Bring the ball of the foot down, stretch back through the line of the heel, lift the knee, and then bring that lift all the way up into your hip joint. Here comes the challenge pose, keeping the leg lifted. That's your meditation. Back thigh lifted, back thigh lifted, back thigh lifted, back thigh lifted, all the way into the hip joint. And we'll hold for five, four, three, two, and release down. Let's let the leg down and take a break. So these actions that you're learning here in these few poses, they're actually expressed in a number of different poses. So many poses require that stability from the legs, from the knees, and from the hips. And with practice, and it does take practice, to really feel these things so they can be called your own. With practice, we can start to see how to express these things in the different poses and really build up a strength and power in the legs and bring the health into the knees that we need. Om. Namaste. I look forward to sharing with you the next sequence.


Christel B
3 people like this.
Love this sequence to help us stay safe by understanding deeper mechanics of our practice so that we may continue without harming ourselves in the long run.
Nathan Briner
Thank you Christel. Yes, I wish these concepts were talked about more to help people stay safe while enjoying the benefits of the practice.
Joan J
2 people like this.
Thank you for sharing this Nathan. I have bad knees, you brought the focus on how to better support them without doing any damage. Now I will be more aware of foot placement in poses, and hopefully be able to open my knees and hips more. I look forward to more of these sessions.

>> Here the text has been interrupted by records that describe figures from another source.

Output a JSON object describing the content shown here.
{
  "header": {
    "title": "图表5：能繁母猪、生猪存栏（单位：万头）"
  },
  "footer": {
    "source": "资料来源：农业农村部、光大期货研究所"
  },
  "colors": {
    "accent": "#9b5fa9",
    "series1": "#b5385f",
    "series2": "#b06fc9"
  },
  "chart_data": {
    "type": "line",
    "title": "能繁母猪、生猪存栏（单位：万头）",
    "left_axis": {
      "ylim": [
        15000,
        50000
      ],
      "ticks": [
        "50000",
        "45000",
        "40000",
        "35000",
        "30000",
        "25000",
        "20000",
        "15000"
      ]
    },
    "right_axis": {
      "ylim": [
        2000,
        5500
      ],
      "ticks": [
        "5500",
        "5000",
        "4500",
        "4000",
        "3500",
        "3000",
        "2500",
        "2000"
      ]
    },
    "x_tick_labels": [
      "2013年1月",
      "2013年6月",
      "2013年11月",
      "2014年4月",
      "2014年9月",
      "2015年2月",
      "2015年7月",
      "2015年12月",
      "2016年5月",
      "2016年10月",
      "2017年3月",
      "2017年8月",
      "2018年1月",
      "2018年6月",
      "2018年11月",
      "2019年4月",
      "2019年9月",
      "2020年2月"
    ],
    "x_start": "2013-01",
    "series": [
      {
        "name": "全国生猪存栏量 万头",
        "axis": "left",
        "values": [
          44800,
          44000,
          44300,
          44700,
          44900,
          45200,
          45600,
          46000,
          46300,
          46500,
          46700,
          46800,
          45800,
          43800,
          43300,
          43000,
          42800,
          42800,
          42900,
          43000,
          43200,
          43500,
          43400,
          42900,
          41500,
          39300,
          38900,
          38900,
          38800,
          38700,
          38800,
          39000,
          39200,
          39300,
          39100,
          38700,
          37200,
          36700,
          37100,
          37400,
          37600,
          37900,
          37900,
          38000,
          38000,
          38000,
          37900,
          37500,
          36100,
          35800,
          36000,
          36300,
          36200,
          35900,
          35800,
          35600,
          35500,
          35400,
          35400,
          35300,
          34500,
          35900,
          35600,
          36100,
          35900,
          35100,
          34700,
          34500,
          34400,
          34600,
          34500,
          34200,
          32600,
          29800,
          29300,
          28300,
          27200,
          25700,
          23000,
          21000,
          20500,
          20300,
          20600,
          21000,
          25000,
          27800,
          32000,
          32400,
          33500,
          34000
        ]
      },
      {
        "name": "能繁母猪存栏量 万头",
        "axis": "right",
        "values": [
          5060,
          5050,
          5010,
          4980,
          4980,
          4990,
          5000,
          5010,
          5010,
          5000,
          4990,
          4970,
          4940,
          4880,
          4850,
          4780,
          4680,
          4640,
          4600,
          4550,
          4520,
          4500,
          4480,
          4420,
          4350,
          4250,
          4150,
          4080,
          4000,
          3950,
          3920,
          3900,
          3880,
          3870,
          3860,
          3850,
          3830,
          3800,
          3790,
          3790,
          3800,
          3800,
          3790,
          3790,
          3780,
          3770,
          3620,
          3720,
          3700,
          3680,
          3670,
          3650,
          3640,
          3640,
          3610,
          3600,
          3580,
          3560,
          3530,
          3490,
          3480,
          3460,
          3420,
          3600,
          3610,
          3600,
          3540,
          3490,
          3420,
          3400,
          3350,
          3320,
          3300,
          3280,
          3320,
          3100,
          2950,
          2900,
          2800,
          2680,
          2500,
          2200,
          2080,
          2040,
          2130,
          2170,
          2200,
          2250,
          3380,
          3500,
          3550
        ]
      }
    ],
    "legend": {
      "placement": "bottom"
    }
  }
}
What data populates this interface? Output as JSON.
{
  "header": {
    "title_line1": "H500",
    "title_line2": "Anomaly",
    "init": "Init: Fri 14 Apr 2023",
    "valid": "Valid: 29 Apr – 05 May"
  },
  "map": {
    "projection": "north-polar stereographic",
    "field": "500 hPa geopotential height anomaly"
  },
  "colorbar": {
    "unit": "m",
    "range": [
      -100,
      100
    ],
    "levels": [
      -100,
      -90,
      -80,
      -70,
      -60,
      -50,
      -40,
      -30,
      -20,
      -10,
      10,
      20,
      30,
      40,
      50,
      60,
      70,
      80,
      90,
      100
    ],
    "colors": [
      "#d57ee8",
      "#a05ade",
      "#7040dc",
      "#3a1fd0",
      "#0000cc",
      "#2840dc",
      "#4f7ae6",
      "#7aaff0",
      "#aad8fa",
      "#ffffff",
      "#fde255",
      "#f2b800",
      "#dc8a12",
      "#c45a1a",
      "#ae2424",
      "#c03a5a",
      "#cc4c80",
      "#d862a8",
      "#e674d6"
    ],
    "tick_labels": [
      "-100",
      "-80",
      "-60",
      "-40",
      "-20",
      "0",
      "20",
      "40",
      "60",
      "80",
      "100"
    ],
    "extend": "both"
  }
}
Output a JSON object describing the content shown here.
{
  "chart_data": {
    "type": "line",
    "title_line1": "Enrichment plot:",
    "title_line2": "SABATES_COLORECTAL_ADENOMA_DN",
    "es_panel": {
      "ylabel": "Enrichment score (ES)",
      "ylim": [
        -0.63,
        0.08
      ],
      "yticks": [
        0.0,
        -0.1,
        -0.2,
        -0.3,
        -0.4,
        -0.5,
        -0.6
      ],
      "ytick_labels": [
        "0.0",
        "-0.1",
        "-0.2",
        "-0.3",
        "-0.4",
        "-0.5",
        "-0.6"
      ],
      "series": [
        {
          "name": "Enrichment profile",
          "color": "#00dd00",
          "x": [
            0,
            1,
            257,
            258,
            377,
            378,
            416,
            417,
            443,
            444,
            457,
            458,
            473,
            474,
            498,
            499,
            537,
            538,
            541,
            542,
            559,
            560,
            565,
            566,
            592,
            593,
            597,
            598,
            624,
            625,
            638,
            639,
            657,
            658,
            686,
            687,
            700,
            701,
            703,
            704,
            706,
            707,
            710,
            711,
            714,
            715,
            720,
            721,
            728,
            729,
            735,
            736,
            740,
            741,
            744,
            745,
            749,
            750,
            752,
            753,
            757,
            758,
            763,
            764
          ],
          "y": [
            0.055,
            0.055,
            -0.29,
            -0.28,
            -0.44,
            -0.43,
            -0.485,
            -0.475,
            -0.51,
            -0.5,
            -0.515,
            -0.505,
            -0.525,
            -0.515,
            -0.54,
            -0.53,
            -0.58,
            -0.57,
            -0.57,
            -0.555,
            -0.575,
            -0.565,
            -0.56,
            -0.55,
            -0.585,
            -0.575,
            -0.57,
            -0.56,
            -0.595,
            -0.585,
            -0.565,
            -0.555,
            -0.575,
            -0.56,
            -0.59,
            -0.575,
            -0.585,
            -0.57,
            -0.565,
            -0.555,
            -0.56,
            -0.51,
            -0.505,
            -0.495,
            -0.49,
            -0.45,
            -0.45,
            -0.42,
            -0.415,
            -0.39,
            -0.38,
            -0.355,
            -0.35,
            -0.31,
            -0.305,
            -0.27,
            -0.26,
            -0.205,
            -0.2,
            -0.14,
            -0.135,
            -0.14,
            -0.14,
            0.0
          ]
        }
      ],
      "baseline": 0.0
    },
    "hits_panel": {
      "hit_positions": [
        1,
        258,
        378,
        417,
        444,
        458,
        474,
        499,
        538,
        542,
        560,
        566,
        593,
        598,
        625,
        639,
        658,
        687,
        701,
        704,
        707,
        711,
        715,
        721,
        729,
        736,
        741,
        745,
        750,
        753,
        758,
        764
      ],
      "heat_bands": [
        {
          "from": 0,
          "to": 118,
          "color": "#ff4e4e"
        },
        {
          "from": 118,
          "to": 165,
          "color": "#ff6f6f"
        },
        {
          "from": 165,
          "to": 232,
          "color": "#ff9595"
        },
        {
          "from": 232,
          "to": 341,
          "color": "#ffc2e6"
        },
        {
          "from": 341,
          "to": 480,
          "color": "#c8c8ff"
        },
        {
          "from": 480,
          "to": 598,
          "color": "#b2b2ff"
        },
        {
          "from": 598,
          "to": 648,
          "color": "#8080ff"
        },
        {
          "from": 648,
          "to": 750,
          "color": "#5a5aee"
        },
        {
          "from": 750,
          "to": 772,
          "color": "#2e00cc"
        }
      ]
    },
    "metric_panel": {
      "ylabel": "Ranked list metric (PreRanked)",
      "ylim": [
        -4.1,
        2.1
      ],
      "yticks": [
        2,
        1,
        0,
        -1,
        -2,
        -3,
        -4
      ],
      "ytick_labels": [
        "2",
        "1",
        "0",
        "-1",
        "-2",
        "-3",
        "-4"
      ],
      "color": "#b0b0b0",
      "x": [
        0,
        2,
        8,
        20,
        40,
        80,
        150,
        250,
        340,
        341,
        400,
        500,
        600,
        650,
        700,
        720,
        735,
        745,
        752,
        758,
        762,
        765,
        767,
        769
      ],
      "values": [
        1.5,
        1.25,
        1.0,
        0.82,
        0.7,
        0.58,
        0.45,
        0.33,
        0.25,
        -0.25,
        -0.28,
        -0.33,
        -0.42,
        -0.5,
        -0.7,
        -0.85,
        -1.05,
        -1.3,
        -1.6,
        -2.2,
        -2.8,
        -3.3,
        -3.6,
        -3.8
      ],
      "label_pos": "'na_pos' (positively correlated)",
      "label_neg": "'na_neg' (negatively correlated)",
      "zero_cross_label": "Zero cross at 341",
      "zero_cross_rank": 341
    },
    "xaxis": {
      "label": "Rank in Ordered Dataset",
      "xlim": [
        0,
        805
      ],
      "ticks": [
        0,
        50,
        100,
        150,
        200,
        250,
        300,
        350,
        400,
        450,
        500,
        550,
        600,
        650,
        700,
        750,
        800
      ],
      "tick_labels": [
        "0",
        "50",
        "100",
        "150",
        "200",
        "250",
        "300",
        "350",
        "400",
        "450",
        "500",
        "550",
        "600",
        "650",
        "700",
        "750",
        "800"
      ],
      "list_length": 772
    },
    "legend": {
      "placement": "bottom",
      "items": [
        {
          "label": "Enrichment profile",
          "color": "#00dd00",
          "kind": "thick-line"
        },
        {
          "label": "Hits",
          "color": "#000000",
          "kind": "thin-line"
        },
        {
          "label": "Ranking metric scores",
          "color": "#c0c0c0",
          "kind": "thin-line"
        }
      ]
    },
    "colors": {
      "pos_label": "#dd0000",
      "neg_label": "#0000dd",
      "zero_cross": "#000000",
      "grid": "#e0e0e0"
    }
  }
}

Grateful for your teaching 🌾
Nathan Briner
Joan, the foot placement is quite a big key to the function of the knee, as is the hip. I am so happy to read all the feedback I have been seeing about the safe movement understandings. I look forward to presenting much more in the future.
Kate M
1 person likes this.
Love the presentation of these concepts. The repetition is really helpful in internalizing the concepts. So effective!
Linda D
1 person likes this.
I have students with knee problems, so this was so helpful to see. I look forward to sharing it with my class.
Peter M
2 people like this.
That was very insightful I have hurt my knee jumping four months now
Doing rehab squats elastic band resistance work is getting better what a complex
Joint is I will use this to help with my healing it is very challenging to heal I heard there is fourteen ligaments to the joint I totally agree with what you say thanks
Nathan Briner
Peter, take your time with the healing. The movement of yoga can help to bring strength and fresh nutrition to the knee and it can build the confidence to trust the joint after an injury. But remember that time is the ultimate healer if there has been damage to the tissue. Be patient with your body as it recovers.
Peter M
Ok will do cheers .
Kat B
Nathan, thanks so much for this series! In such simple terms you help me understand why I've been unable to hold a pose comfortably and how to build the pose without strain. Amazing!